Example 2 A polyurethane foam roller was manufactured using a cylindrical metal mold having an inner diameter of 16.5 mm, and the transfer roller was manufactured in the same manner as in Example 1 including coating, except that the surface was not polished. Was prepared. This transfer roller has a self-skin layer because the surface of the polyurethane foam is not polished. The density of polyurethane foam is 0.5
0 g / cm ³ , Asker C hardness of 43 °, roller resistance of room temperature of 23 ° C. and relative humidity of 50%, measurement voltage of 100
Was 10 ^7.8 Ω at 0V. The residual toner amount measured in the same manner as in Example 1 was 0.06 mg / cm ² . The residual toner amount is significantly lower than that of the transfer roller of Comparative Example 1, and it can be seen that the obtained transfer roller has a significantly improved toner cleaning property. When a gray scale, solid black and solid white image was printed in the same manner as in Example 1, good images were obtained in all cases. Next, with the power of the image forming apparatus turned on, the temperature 23
When left at a temperature of 50 ° C. and a relative humidity of 50% for 2 years to print gray scale, black solid and white solid images, good images were obtained in all cases.

[0019]

Since the transfer member of the present invention has excellent cleaning properties, it does not contaminate an image forming body such as a photoreceptor and is used in an electrophotographic or electrostatic recording type image forming apparatus. In this case, a good image can be obtained over a long period of time.

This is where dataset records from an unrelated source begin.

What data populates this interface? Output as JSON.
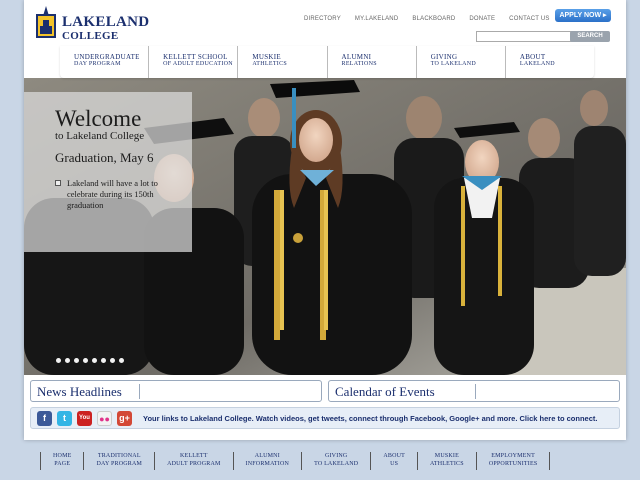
{
  "college": {
    "name": "LAKELAND",
    "sub": "COLLEGE"
  },
  "utility_links": [
    "DIRECTORY",
    "MY.LAKELAND",
    "BLACKBOARD",
    "DONATE",
    "CONTACT US"
  ],
  "apply_label": "APPLY NOW ▸",
  "search": {
    "button": "SEARCH",
    "value": ""
  },
  "nav": [
    {
      "l1": "UNDERGRADUATE",
      "l2": "DAY PROGRAM"
    },
    {
      "l1": "KELLETT SCHOOL",
      "l2": "OF ADULT EDUCATION"
    },
    {
      "l1": "MUSKIE",
      "l2": "ATHLETICS"
    },
    {
      "l1": "ALUMNI",
      "l2": "RELATIONS"
    },
    {
      "l1": "GIVING",
      "l2": "TO LAKELAND"
    },
    {
      "l1": "ABOUT",
      "l2": "LAKELAND"
    }
  ],
  "hero": {
    "title": "Welcome",
    "subtitle": "to Lakeland College",
    "headline": "Graduation, May 6",
    "text": "Lakeland will have a lot to celebrate during its 150th graduation",
    "slide_count": 8
  },
  "panels": {
    "news": "News Headlines",
    "calendar": "Calendar of Events"
  },
  "social": {
    "icons": [
      {
        "name": "facebook-icon",
        "glyph": "f",
        "color": "#3b5998"
      },
      {
        "name": "twitter-icon",
        "glyph": "t",
        "color": "#33b5e5"
      },
      {
        "name": "youtube-icon",
        "glyph": "You",
        "color": "#cc2222"
      },
      {
        "name": "flickr-icon",
        "glyph": "●●",
        "color": "#f3f3f3"
      },
      {
        "name": "google-plus-icon",
        "glyph": "g+",
        "color": "#d34836"
      }
    ],
    "text": "Your links to Lakeland College. Watch videos, get tweets, connect through Facebook, Google+ and more. Click here to connect."
  },
  "footer": [
    {
      "l1": "HOME",
      "l2": "PAGE"
    },
    {
      "l1": "TRADITIONAL",
      "l2": "DAY PROGRAM"
    },
    {
      "l1": "KELLETT",
      "l2": "ADULT PROGRAM"
    },
    {
      "l1": "ALUMNI",
      "l2": "INFORMATION"
    },
    {
      "l1": "GIVING",
      "l2": "TO LAKELAND"
    },
    {
      "l1": "ABOUT",
      "l2": "US"
    },
    {
      "l1": "MUSKIE",
      "l2": "ATHLETICS"
    },
    {
      "l1": "EMPLOYMENT",
      "l2": "OPPORTUNITIES"
    }
  ]
}
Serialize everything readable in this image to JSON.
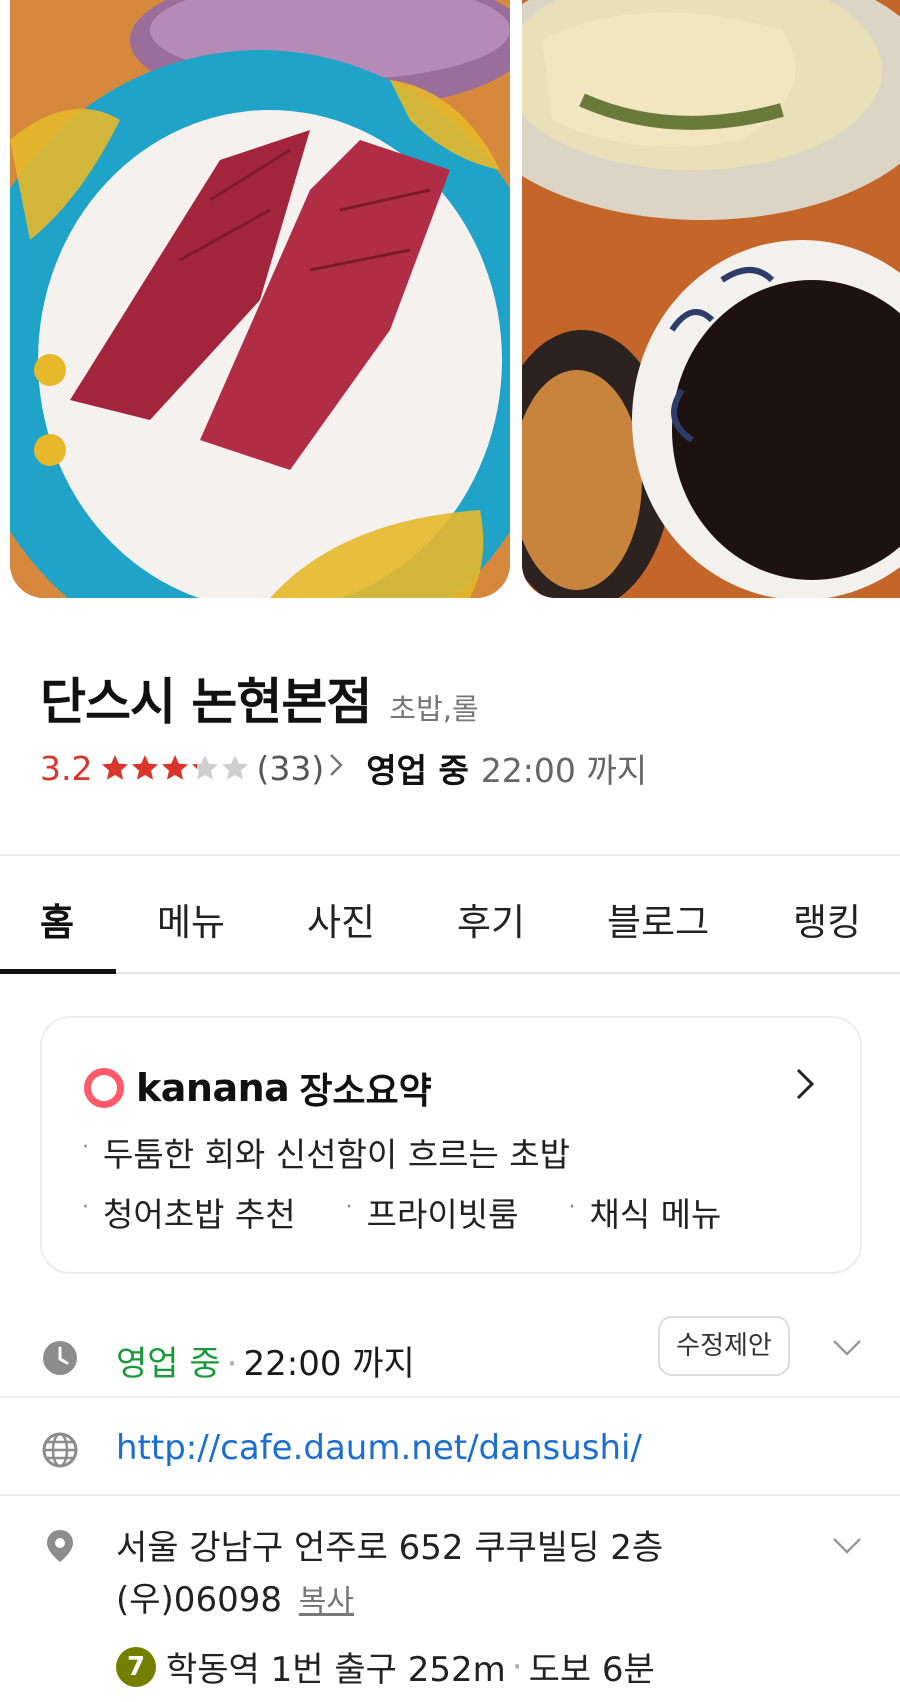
{
  "place": {
    "name": "단스시 논현본점",
    "category": "초밥,롤",
    "rating": "3.2",
    "rating_value": 3.2,
    "stars_max": 5,
    "review_count": "(33)",
    "open_status": "영업 중",
    "close_time": "22:00 까지"
  },
  "photos": [
    {
      "icon": "tuna-sushi-photo"
    },
    {
      "icon": "tempura-soy-sauce-photo"
    }
  ],
  "tabs": [
    {
      "label": "홈",
      "active": true
    },
    {
      "label": "메뉴",
      "active": false
    },
    {
      "label": "사진",
      "active": false
    },
    {
      "label": "후기",
      "active": false
    },
    {
      "label": "블로그",
      "active": false
    },
    {
      "label": "랭킹",
      "active": false
    }
  ],
  "summary": {
    "brand": "kanana",
    "title": "장소요약",
    "line1": "두툼한 회와 신선함이 흐르는 초밥",
    "keywords": [
      "청어초밥 추천",
      "프라이빗룸",
      "채식 메뉴"
    ],
    "bullet": "·"
  },
  "hours": {
    "status": "영업 중",
    "separator": "·",
    "time": "22:00 까지",
    "suggest_label": "수정제안"
  },
  "website": {
    "url": "http://cafe.daum.net/dansushi/"
  },
  "address": {
    "text": "서울 강남구 언주로 652 쿠쿠빌딩 2층 (우)06098",
    "copy_label": "복사",
    "subway_line": "7",
    "subway_text": "학동역 1번 출구 252m",
    "separator": "·",
    "walk_text": "도보 6분"
  },
  "colors": {
    "rating": "#d9352c",
    "open_green": "#189a3a",
    "link_blue": "#1a6fd1",
    "line7": "#747f00",
    "kanana_ring": "#ff5a6a"
  }
}
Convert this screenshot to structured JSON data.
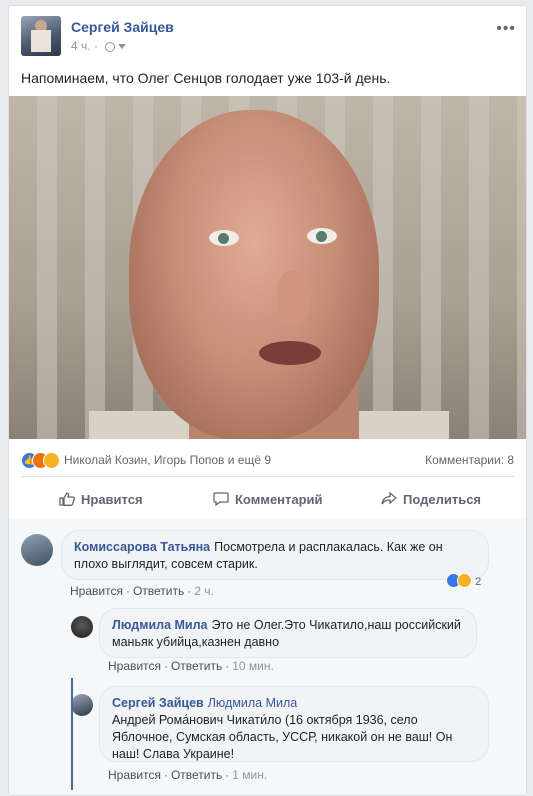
{
  "post": {
    "author": "Сергей Зайцев",
    "time": "4 ч.",
    "more_icon": "ellipsis-icon",
    "text": "Напоминаем, что Олег Сенцов голодает уже 103-й день.",
    "photo_description_icon": "post-photo"
  },
  "reactions": {
    "names": "Николай Козин, Игорь Попов и ещё 9",
    "comments_count": "Комментарии: 8",
    "colors": {
      "like": "#3578e5",
      "angry": "#e9710f",
      "sad": "#f7b125"
    }
  },
  "actions": {
    "like": "Нравится",
    "comment": "Комментарий",
    "share": "Поделиться"
  },
  "comments": [
    {
      "name": "Комиссарова Татьяна",
      "text": "Посмотрела и расплакалась. Как же он плохо выглядит, совсем старик.",
      "like": "Нравится",
      "reply": "Ответить",
      "time": "2 ч.",
      "reactions_count": "2"
    },
    {
      "name": "Людмила Мила",
      "text": "Это не Олег.Это Чикатило,наш российский маньяк убийца,казнен давно",
      "like": "Нравится",
      "reply": "Ответить",
      "time": "10 мин."
    },
    {
      "name": "Сергей Зайцев",
      "mention": "Людмила Мила",
      "text": "Андрей Рома́нович Чикати́ло (16 октября 1936, село Яблочное, Сумская область, УССР, никакой он не ваш! Он наш! Слава Украине!",
      "like": "Нравится",
      "reply": "Ответить",
      "time": "1 мин."
    }
  ],
  "separator": "·"
}
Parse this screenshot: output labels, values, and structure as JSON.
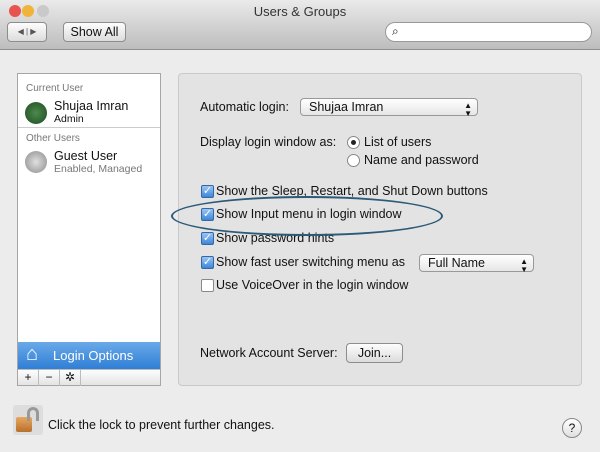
{
  "window": {
    "title": "Users & Groups"
  },
  "toolbar": {
    "back": "◀",
    "forward": "▶",
    "show_all": "Show All",
    "search_placeholder": ""
  },
  "sidebar": {
    "current_user_header": "Current User",
    "current_user": {
      "name": "Shujaa Imran",
      "role": "Admin"
    },
    "other_users_header": "Other Users",
    "other_users": [
      {
        "name": "Guest User",
        "status": "Enabled, Managed"
      }
    ],
    "login_options": "Login Options",
    "add": "+",
    "remove": "−",
    "action": "✲"
  },
  "panel": {
    "automatic_login_label": "Automatic login:",
    "automatic_login_value": "Shujaa Imran",
    "display_login_label": "Display login window as:",
    "display_options": [
      {
        "label": "List of users",
        "selected": true
      },
      {
        "label": "Name and password",
        "selected": false
      }
    ],
    "checkboxes": [
      {
        "label": "Show the Sleep, Restart, and Shut Down buttons",
        "checked": true
      },
      {
        "label": "Show Input menu in login window",
        "checked": true
      },
      {
        "label": "Show password hints",
        "checked": true
      },
      {
        "label": "Show fast user switching menu as",
        "checked": true
      },
      {
        "label": "Use VoiceOver in the login window",
        "checked": false
      }
    ],
    "fast_switch_value": "Full Name",
    "network_label": "Network Account Server:",
    "join": "Join..."
  },
  "footer": {
    "lock_text": "Click the lock to prevent further changes.",
    "help": "?"
  }
}
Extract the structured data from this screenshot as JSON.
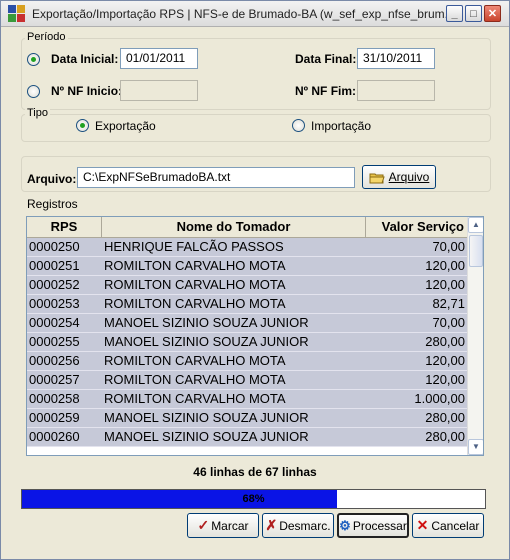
{
  "window": {
    "title": "Exportação/Importação RPS  |  NFS-e de Brumado-BA (w_sef_exp_nfse_brum...",
    "buttons": {
      "minimize": "_",
      "maximize": "□",
      "close": "✕"
    }
  },
  "periodo": {
    "legend": "Período",
    "data_inicial_label": "Data Inicial:",
    "data_inicial_value": "01/01/2011",
    "data_final_label": "Data Final:",
    "data_final_value": "31/10/2011",
    "nf_inicio_label": "Nº NF Inicio:",
    "nf_inicio_value": "",
    "nf_fim_label": "Nº NF Fim:",
    "nf_fim_value": ""
  },
  "tipo": {
    "legend": "Tipo",
    "exportacao_label": "Exportação",
    "importacao_label": "Importação",
    "selected": "Exportação"
  },
  "arquivo": {
    "label": "Arquivo:",
    "value": "C:\\ExpNFSeBrumadoBA.txt",
    "button_label": "Arquivo"
  },
  "registros": {
    "label": "Registros",
    "columns": [
      "RPS",
      "Nome do Tomador",
      "Valor Serviço"
    ],
    "rows": [
      [
        "0000250",
        "HENRIQUE FALCÃO PASSOS",
        "70,00"
      ],
      [
        "0000251",
        "ROMILTON CARVALHO MOTA",
        "120,00"
      ],
      [
        "0000252",
        "ROMILTON CARVALHO MOTA",
        "120,00"
      ],
      [
        "0000253",
        "ROMILTON CARVALHO MOTA",
        "82,71"
      ],
      [
        "0000254",
        "MANOEL SIZINIO SOUZA JUNIOR",
        "70,00"
      ],
      [
        "0000255",
        "MANOEL SIZINIO SOUZA JUNIOR",
        "280,00"
      ],
      [
        "0000256",
        "ROMILTON CARVALHO MOTA",
        "120,00"
      ],
      [
        "0000257",
        "ROMILTON CARVALHO MOTA",
        "120,00"
      ],
      [
        "0000258",
        "ROMILTON CARVALHO MOTA",
        "1.000,00"
      ],
      [
        "0000259",
        "MANOEL SIZINIO SOUZA JUNIOR",
        "280,00"
      ],
      [
        "0000260",
        "MANOEL SIZINIO SOUZA JUNIOR",
        "280,00"
      ]
    ],
    "status": "46 linhas de 67 linhas"
  },
  "progress": {
    "text": "68%",
    "fraction": 0.68,
    "color": "#0a14e6"
  },
  "buttons": {
    "marcar": "Marcar",
    "desmarcar": "Desmarc.",
    "processar": "Processar",
    "cancelar": "Cancelar"
  }
}
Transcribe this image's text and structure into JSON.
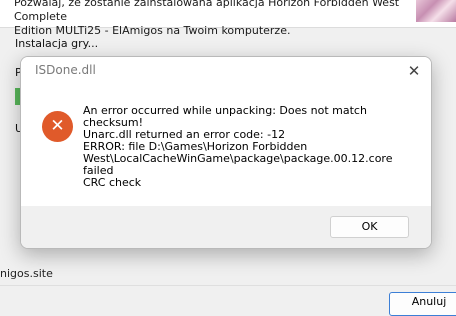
{
  "background_window": {
    "header_line1": "Pozwalaj, że zostanie zainstalowana aplikacja Horizon Forbidden West Complete",
    "header_line2": "Edition MULTi25 - ElAmigos na Twoim komputerze.",
    "install_label": "Instalacja gry...",
    "fragment_p": "P",
    "fragment_u": "U",
    "site_label": "nigos.site",
    "apply_button": "Anuluj",
    "progress_color": "#58b75a"
  },
  "dialog": {
    "title": "ISDone.dll",
    "close_icon": "close-icon",
    "error_icon": "error-icon",
    "error_color": "#e05a2a",
    "message_lines": [
      "An error occurred while unpacking: Does not match",
      "checksum!",
      "Unarc.dll returned an error code: -12",
      "ERROR: file D:\\Games\\Horizon Forbidden",
      "West\\LocalCacheWinGame\\package\\package.00.12.core failed",
      "CRC check"
    ],
    "ok_label": "OK"
  }
}
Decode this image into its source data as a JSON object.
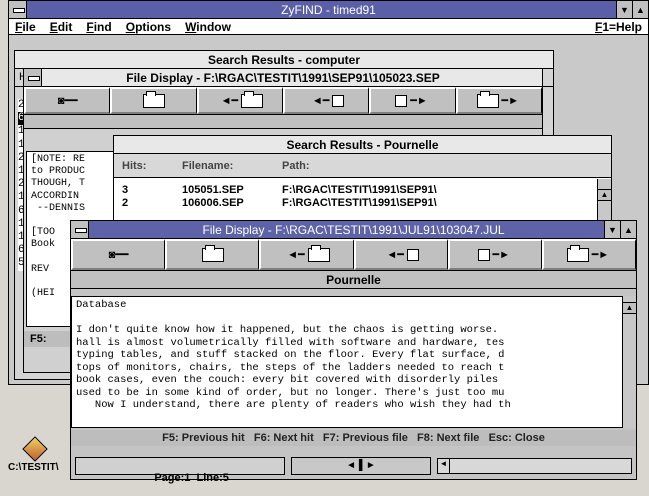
{
  "app": {
    "title": "ZyFIND - timed91",
    "help": "F1=Help",
    "menu": [
      "File",
      "Edit",
      "Find",
      "Options",
      "Window"
    ]
  },
  "search_computer": {
    "title": "Search Results - computer",
    "col_first": "H",
    "hits_col": [
      "2",
      "6",
      "1",
      "1",
      "2",
      "1",
      "2",
      "1",
      "6",
      "1",
      "1",
      "6",
      "5"
    ]
  },
  "file_display_back": {
    "title": "File Display - F:\\RGAC\\TESTIT\\1991\\SEP91\\105023.SEP",
    "text_lines": [
      "[NOTE: RE",
      "to PRODUC",
      "THOUGH, T",
      "ACCORDIN",
      " --DENNIS",
      "",
      "[TOO",
      "Book",
      "",
      "REV",
      "",
      "(HEI"
    ],
    "fkey": "F5:"
  },
  "search_pournelle": {
    "title": "Search Results - Pournelle",
    "headers": {
      "hits": "Hits:",
      "filename": "Filename:",
      "path": "Path:"
    },
    "rows": [
      {
        "hits": "3",
        "filename": "105051.SEP",
        "path": "F:\\RGAC\\TESTIT\\1991\\SEP91\\"
      },
      {
        "hits": "2",
        "filename": "106006.SEP",
        "path": "F:\\RGAC\\TESTIT\\1991\\SEP91\\"
      }
    ]
  },
  "file_display_front": {
    "title": "File Display - F:\\RGAC\\TESTIT\\1991\\JUL91\\103047.JUL",
    "banner": "Pournelle",
    "text": [
      "Database",
      "",
      "I don't quite know how it happened, but the chaos is getting worse.",
      "hall is almost volumetrically filled with software and hardware, tes",
      "typing tables, and stuff stacked on the floor. Every flat surface, d",
      "tops of monitors, chairs, the steps of the ladders needed to reach t",
      "book cases, even the couch: every bit covered with disorderly piles",
      "used to be in some kind of order, but no longer. There's just too mu",
      "   Now I understand, there are plenty of readers who wish they had th"
    ],
    "fkeys": "F5: Previous hit   F6: Next hit   F7: Previous file   F8: Next file   Esc: Close",
    "page_line": "Page:1  Line:5"
  },
  "desktop": {
    "icon_label": "C:\\TESTIT\\"
  }
}
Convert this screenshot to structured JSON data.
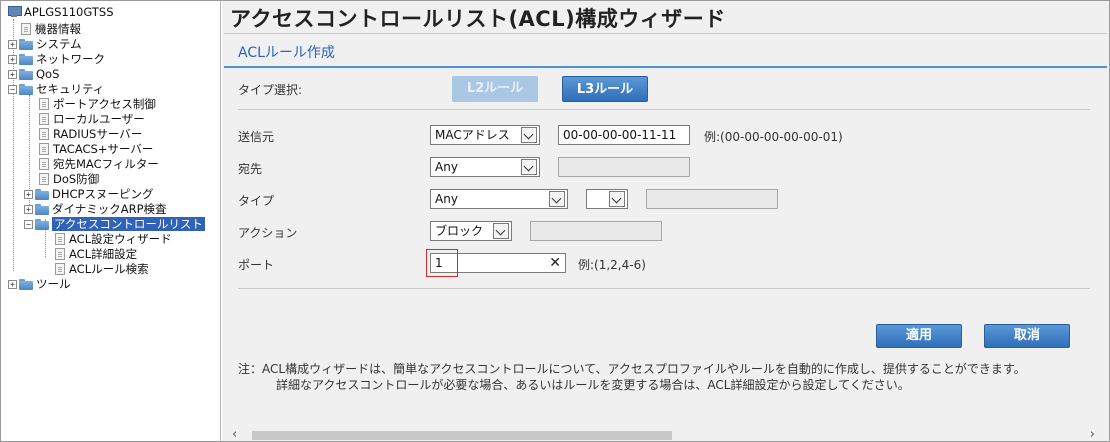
{
  "sidebar": {
    "root": "APLGS110GTSS",
    "items": [
      {
        "label": "機器情報"
      },
      {
        "label": "システム"
      },
      {
        "label": "ネットワーク"
      },
      {
        "label": "QoS"
      },
      {
        "label": "セキュリティ"
      },
      {
        "label": "ポートアクセス制御"
      },
      {
        "label": "ローカルユーザー"
      },
      {
        "label": "RADIUSサーバー"
      },
      {
        "label": "TACACS+サーバー"
      },
      {
        "label": "宛先MACフィルター"
      },
      {
        "label": "DoS防御"
      },
      {
        "label": "DHCPスヌーピング"
      },
      {
        "label": "ダイナミックARP検査"
      },
      {
        "label": "アクセスコントロールリスト"
      },
      {
        "label": "ACL設定ウィザード"
      },
      {
        "label": "ACL詳細設定"
      },
      {
        "label": "ACLルール検索"
      },
      {
        "label": "ツール"
      }
    ]
  },
  "page": {
    "title": "アクセスコントロールリスト(ACL)構成ウィザード",
    "section_title": "ACLルール作成"
  },
  "form": {
    "type_select_label": "タイプ選択:",
    "l2_button": "L2ルール",
    "l3_button": "L3ルール",
    "source_label": "送信元",
    "source_type": "MACアドレス",
    "source_value": "00-00-00-00-11-11",
    "source_hint": "例:(00-00-00-00-00-01)",
    "dest_label": "宛先",
    "dest_type": "Any",
    "type_label": "タイプ",
    "type_value": "Any",
    "type_sub_value": "",
    "action_label": "アクション",
    "action_value": "ブロック",
    "port_label": "ポート",
    "port_value": "1",
    "port_clear": "✕",
    "port_hint": "例:(1,2,4-6)"
  },
  "actions": {
    "apply": "適用",
    "cancel": "取消"
  },
  "note": {
    "line1": "注：ACL構成ウィザードは、簡単なアクセスコントロールについて、アクセスプロファイルやルールを自動的に作成し、提供することができます。",
    "line2": "詳細なアクセスコントロールが必要な場合、あるいはルールを変更する場合は、ACL詳細設定から設定してください。"
  },
  "colors": {
    "accent": "#2b63c1",
    "button": "#3c7cc4",
    "selected": "#2f62b8",
    "focus": "#d42a2a"
  }
}
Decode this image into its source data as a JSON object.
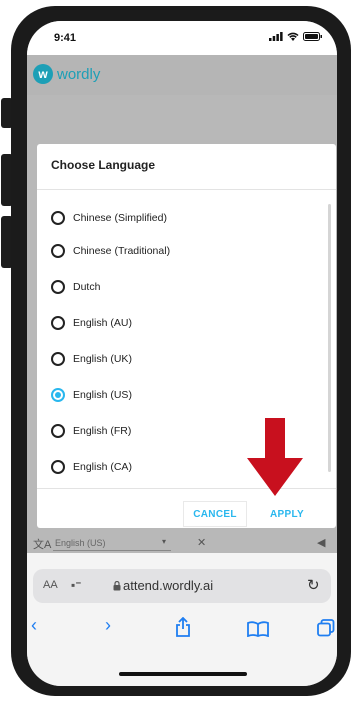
{
  "status_bar": {
    "time": "9:41"
  },
  "app": {
    "logo_letter": "w",
    "logo_text": "wordly",
    "brand_color": "#1d9fb6"
  },
  "dialog": {
    "title": "Choose Language",
    "options": [
      {
        "label": "Chinese (Simplified)",
        "selected": false
      },
      {
        "label": "Chinese (Traditional)",
        "selected": false
      },
      {
        "label": "Dutch",
        "selected": false
      },
      {
        "label": "English (AU)",
        "selected": false
      },
      {
        "label": "English (UK)",
        "selected": false
      },
      {
        "label": "English (US)",
        "selected": true
      },
      {
        "label": "English (FR)",
        "selected": false
      },
      {
        "label": "English (CA)",
        "selected": false
      }
    ],
    "cancel_label": "CANCEL",
    "apply_label": "APPLY",
    "accent_color": "#29b7ee"
  },
  "language_bar": {
    "current": "English (US)"
  },
  "browser": {
    "text_size_label": "AA",
    "url": "attend.wordly.ai"
  },
  "annotation": {
    "arrow_color": "#c8101e"
  }
}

[Brief description of the drawings]

FIG. 1 is an explanatory diagram showing an example of an electrophotographic image forming apparatus in which a transfer member of the present invention is mounted as a transfer roller.

[Explanation of symbols]

 1: image forming body 2: developer carrying member 3: developer supplying member 4: developer layer forming blade 5: transfer member 6: cleaning member 7: charging member 8: recording medium

Claims (11)

[Claims] 1. A transfer member for an image forming apparatus, wherein a member made of a polyurethane foam produced using a polyol and a polyisocyanate as main raw materials is coated with a paint made of an aqueous emulsion of polyurethane. 2. The transfer member according to claim 1, wherein the paint comprising an aqueous emulsion of polyurethane is cross-linked by a silane coupling agent. 3. The coating composition comprising an aqueous polyurethane emulsion contains fluorine fine particles.
Or the transfer member according to 2. 4. A coating composition comprising an aqueous polyurethane emulsion containing conductive particles.
The transfer member according to any one of the above. 5. The transfer member according to claim 4, wherein the conductive particles are carbon black. 6. A polyurethane foam having a density of 0.2 to 0.2.
The transfer member according to claim 1, wherein the transfer member has a weight of 8 g / cm ³ . 7. The transfer member according to claim 1, wherein the polyurethane foam has an Asker C hardness of 20 to 65 °. 8. The transfer member according to claim 1, wherein the polyurethane foam is foamed by a mechanical floss method. 9. The transfer member according to claim 1, wherein the polyurethane foam has a self-skin layer. 10. The transfer member according to claim 1, wherein the transfer member is a transfer roller.
The transfer member according to any one of claims 1 to 9, 11. An image forming apparatus comprising the transfer member according to claim 1.